Well, I have had two of these so far.

The first I was using to hibernate two of my lizards. It was absolutely fine, keeping the right temperature with no fluctuations (I had a digital thermometer on the inside to monitor this).

However, one day I went to offer them their weekly drops of water and found that my internal thermometer was showing room temperature :gasp: Luckily they were near the end of their hibernation period anyway, so I took them out - but for some unknown reason both the cooling and heating functions had completely packed up.

Cornish Crispa (from where the unit was originally purchased) were very helpful and replaced the unit with no fuss at all. 

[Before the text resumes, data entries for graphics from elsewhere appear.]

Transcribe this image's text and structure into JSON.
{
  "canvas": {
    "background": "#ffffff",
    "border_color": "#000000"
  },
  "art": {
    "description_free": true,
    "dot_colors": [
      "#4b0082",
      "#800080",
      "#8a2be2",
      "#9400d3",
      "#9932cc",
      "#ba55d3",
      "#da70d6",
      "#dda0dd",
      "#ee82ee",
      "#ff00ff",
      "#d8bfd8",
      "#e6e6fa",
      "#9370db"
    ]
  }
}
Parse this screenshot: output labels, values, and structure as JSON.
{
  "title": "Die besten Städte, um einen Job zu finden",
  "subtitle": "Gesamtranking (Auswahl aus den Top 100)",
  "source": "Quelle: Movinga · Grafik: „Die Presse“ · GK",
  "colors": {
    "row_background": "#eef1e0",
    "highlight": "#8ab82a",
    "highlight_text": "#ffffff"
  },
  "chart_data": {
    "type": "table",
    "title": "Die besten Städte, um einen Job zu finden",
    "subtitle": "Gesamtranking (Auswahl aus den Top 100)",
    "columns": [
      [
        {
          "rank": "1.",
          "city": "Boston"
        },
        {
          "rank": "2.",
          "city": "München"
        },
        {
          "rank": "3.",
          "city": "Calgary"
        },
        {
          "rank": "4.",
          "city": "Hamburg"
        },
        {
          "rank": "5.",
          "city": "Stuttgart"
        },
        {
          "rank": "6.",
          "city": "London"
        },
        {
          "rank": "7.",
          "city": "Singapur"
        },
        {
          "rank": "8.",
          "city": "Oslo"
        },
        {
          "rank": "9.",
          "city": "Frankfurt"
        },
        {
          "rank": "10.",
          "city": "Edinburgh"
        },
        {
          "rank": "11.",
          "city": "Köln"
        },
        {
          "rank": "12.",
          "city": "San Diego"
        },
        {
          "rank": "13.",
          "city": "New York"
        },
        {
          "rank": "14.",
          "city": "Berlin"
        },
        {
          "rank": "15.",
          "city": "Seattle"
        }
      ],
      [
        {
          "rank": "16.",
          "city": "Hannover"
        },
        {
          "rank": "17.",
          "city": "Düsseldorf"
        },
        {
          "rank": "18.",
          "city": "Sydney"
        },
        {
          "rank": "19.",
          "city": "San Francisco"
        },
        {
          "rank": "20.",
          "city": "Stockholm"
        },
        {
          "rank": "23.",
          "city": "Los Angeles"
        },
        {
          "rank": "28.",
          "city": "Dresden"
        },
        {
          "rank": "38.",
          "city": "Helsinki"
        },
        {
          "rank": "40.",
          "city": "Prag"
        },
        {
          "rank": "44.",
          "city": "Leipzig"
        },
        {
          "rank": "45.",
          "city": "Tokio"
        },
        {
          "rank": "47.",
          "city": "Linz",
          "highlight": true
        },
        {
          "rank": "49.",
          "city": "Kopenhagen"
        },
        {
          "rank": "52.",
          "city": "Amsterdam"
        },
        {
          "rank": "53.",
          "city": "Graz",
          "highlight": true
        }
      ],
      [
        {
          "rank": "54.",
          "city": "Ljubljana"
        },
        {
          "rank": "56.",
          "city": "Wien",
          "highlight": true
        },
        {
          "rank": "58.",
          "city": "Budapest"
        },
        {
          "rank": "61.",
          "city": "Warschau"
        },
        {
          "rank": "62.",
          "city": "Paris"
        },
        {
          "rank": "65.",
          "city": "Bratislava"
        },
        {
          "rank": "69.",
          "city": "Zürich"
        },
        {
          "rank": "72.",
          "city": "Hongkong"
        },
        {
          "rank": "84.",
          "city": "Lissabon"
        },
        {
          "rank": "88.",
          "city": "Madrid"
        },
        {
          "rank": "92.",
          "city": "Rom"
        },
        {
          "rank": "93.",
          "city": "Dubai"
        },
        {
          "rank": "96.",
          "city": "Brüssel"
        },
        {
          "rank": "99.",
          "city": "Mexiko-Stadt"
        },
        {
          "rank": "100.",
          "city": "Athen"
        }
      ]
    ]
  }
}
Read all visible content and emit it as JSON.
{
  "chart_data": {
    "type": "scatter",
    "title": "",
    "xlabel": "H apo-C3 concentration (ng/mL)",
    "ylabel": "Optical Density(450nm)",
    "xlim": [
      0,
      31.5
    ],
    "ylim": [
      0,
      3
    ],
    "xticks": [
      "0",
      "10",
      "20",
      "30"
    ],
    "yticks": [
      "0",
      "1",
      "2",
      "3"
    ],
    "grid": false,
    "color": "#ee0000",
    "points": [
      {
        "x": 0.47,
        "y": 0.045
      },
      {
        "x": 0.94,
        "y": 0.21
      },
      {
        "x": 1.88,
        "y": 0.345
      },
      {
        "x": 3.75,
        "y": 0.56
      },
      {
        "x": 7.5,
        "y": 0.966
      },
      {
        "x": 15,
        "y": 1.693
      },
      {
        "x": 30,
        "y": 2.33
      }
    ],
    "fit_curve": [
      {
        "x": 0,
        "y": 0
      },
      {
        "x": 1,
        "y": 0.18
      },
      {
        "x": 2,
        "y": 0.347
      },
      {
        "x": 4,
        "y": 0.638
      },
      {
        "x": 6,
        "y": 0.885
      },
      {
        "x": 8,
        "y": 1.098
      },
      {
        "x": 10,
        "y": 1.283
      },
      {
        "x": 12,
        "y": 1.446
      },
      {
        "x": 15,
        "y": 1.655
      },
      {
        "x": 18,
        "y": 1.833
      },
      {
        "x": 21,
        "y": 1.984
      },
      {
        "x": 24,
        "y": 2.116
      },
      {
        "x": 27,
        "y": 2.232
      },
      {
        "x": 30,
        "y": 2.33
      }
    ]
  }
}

The new unit is now incubating a couple of eggs - again, there don't appear to be any fluctuations. I have found that I needed to set the unit temperature at 33C to get an internal temperature reading of approx 29C. But this doesn't matter, so long as the appropriate temps are maintained.

From my experiences, i'm not sure I would buy one solely for incubating eggs. There are plenty of alternatives on the market! But this second unit appears to be working perfectly. My only concern is... for how long?


----------



## Captainmatt29

I have had 2 of these, the first once packed in within a few days however i got mine from swell reptiles and they were more than happy to replace it and we got a nice new one that has been going since February and touch wood is still going.

Already hatched leo eggs  they can hold about 50 leopard gecko eggs if you can get a 2nd plastic shelf mine holds 2 cricket tube on each shelf if you get the extra one or make one you have 2 shelves thats around 50 eggs so good luck.

They wil pack in eventually as do all incubators, but if they do the place you got it from should replace it without an issues..

Personally i like them


----------



## Estranged

I splashed out on 2 of these at the start of the season as my old incubators were, well, old. Gotta say that so far they've been fantastic. 

I can see what some have said about size, I've managed to get 3 large Corn clutches in each without any trouble though. 1st clutch has just finished hatching, 100% hatch rate and some beautiful healthy little babies.

I would warn anyone who buys one not to take any notice of the temperature display and use a seperate one as in my experience it's a few degrees cooler inside the incubator than idicated on the display.


----------